Крикуны смолкли, не найдя, что возразить обозному старши́не.

— Так что, хлопцы, есть у кого из вас другой план, как ворога одолеть, да мимо крепостей турецких до Сечи пройти? — ещё раз спросил кошевой, уперев руки в бока.

— Есть! — решившись, я выступил вперёд, почувствовав, как рубаха на спине покрывается липким потом.

— Тебе бы и помолчать можно было, Чернец — окинул меня мрачным взглядом Сагайдачный. — Не казак ты вовсе, да смутьян к тому же, чудом казни избежавший, — и махнул рукой, давая понять, что и слушать меня не собирается.

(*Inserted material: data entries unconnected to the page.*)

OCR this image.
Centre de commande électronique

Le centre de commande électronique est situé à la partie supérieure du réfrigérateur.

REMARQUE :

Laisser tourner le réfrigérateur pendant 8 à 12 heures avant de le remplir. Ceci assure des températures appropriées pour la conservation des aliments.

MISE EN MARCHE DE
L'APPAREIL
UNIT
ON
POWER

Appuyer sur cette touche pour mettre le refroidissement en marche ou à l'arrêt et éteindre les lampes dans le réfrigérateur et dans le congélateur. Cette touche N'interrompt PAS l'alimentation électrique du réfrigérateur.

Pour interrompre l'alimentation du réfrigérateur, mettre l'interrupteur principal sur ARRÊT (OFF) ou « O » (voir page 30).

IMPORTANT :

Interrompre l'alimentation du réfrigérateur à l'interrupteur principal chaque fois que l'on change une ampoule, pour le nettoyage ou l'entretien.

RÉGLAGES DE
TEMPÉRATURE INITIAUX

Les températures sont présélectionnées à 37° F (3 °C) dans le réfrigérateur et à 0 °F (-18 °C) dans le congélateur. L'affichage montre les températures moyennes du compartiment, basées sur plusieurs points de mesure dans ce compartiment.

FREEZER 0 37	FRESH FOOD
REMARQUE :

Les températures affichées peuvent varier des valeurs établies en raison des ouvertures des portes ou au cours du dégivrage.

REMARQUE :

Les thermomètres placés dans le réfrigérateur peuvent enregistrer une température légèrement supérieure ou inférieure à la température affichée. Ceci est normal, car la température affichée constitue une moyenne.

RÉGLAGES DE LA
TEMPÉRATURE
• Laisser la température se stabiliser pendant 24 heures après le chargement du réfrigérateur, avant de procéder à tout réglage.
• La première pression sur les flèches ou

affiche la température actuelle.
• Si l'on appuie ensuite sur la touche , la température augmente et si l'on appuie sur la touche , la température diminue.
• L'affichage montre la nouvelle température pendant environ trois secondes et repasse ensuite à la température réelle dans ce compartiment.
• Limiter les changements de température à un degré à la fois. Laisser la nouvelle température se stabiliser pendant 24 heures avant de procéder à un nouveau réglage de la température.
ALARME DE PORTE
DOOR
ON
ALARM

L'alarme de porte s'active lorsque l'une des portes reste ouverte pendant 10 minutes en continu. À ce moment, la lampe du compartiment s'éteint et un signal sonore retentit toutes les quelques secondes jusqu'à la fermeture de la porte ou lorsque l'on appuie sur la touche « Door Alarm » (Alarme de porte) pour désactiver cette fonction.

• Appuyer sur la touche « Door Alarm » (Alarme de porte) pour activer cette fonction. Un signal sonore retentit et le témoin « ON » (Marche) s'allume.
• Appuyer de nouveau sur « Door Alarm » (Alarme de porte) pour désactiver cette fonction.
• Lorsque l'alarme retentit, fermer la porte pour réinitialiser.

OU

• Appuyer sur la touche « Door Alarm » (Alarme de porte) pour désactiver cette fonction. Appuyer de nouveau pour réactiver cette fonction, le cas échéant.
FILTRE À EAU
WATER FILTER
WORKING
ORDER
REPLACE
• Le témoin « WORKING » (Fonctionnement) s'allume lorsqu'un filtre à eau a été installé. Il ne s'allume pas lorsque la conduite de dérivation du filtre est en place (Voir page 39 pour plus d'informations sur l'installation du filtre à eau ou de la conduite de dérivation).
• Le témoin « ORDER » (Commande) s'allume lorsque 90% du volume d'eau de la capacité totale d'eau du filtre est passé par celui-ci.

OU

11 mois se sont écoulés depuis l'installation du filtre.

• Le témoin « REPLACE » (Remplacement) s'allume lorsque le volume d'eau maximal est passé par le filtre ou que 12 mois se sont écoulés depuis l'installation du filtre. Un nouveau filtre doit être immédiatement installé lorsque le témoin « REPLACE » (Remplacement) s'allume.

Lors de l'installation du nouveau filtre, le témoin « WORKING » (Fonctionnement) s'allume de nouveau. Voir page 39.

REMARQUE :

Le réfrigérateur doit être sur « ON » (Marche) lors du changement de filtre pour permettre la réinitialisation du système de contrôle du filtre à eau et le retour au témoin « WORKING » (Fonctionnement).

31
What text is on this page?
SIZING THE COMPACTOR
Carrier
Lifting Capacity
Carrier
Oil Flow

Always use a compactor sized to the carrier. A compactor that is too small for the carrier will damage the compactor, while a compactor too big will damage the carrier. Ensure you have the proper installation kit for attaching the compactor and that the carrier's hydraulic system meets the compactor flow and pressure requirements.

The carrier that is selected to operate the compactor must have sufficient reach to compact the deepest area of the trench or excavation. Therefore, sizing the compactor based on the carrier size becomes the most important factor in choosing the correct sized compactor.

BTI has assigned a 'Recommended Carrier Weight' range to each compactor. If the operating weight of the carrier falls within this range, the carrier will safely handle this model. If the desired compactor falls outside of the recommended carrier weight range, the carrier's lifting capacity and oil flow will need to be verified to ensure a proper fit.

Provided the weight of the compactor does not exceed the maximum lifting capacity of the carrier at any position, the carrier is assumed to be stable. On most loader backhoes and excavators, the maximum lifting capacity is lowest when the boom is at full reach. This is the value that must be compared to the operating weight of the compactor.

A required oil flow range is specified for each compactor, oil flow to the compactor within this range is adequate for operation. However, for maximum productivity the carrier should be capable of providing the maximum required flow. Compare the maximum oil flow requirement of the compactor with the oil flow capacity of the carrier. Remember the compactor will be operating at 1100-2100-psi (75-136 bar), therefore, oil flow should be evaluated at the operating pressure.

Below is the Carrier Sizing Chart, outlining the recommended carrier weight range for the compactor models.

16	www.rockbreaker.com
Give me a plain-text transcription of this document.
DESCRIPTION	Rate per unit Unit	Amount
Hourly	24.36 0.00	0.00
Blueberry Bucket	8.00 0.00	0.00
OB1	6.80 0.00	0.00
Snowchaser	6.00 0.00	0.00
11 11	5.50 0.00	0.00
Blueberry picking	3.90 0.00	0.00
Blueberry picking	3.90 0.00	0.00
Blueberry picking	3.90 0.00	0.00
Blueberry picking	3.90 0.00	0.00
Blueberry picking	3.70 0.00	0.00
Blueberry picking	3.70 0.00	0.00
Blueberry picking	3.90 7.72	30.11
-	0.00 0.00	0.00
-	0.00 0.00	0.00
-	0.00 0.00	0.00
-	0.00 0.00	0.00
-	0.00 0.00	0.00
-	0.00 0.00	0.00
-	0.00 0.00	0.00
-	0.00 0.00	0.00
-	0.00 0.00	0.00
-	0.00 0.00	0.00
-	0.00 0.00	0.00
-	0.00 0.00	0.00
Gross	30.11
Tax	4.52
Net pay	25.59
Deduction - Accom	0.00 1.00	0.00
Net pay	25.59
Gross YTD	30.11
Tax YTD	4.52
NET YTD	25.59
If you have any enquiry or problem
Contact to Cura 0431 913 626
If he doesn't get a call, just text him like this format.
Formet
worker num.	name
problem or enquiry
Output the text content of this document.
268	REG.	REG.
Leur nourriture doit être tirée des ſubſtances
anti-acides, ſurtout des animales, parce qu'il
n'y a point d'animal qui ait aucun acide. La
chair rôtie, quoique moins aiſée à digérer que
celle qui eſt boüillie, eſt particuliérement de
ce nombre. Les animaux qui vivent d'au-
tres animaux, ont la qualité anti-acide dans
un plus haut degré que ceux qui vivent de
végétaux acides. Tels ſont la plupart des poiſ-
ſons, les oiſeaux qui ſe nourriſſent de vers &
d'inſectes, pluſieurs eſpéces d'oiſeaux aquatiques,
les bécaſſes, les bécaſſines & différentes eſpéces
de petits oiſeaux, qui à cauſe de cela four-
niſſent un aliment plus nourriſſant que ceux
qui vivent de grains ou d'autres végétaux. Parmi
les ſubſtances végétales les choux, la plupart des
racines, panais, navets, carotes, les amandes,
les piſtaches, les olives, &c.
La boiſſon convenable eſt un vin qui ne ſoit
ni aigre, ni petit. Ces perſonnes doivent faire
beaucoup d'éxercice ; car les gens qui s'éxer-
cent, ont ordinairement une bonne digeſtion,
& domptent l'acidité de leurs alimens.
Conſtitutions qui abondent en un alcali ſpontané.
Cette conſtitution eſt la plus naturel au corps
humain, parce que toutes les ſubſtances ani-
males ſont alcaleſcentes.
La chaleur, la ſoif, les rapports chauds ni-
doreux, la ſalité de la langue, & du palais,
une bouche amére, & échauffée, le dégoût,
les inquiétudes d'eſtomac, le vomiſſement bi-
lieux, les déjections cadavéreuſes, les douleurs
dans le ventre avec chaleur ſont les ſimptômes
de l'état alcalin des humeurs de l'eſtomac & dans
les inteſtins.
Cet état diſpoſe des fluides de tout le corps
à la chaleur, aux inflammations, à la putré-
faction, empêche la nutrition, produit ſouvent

— Нет, ты погоди, Петро, — выступил вперёд Порохня. — Он хоть и не казак, но тоже участник похода, сам же о том толковал. Ворота Варны опять же вместе с тобой брал и бился там храбро. А, значит, и высказаться, как и любой казак может. То всё по закону, дедами нам заповеданными.

— К тому же, ту же Варну мы благодаря его совету малой кровью взяли, — поддержал Данилу Бородавка. — Голова у хлопца варит, а, значит, и выслушать его не грех. Вдруг ещё что дельное скажет? Иди, сюда, Чернец, да встать рядом, чтобы все тебя видели, — махнул он рукой, подзывая к себе. — Только попусту тут не мели, недосуг нам. Дело говори, раз есть что сказать.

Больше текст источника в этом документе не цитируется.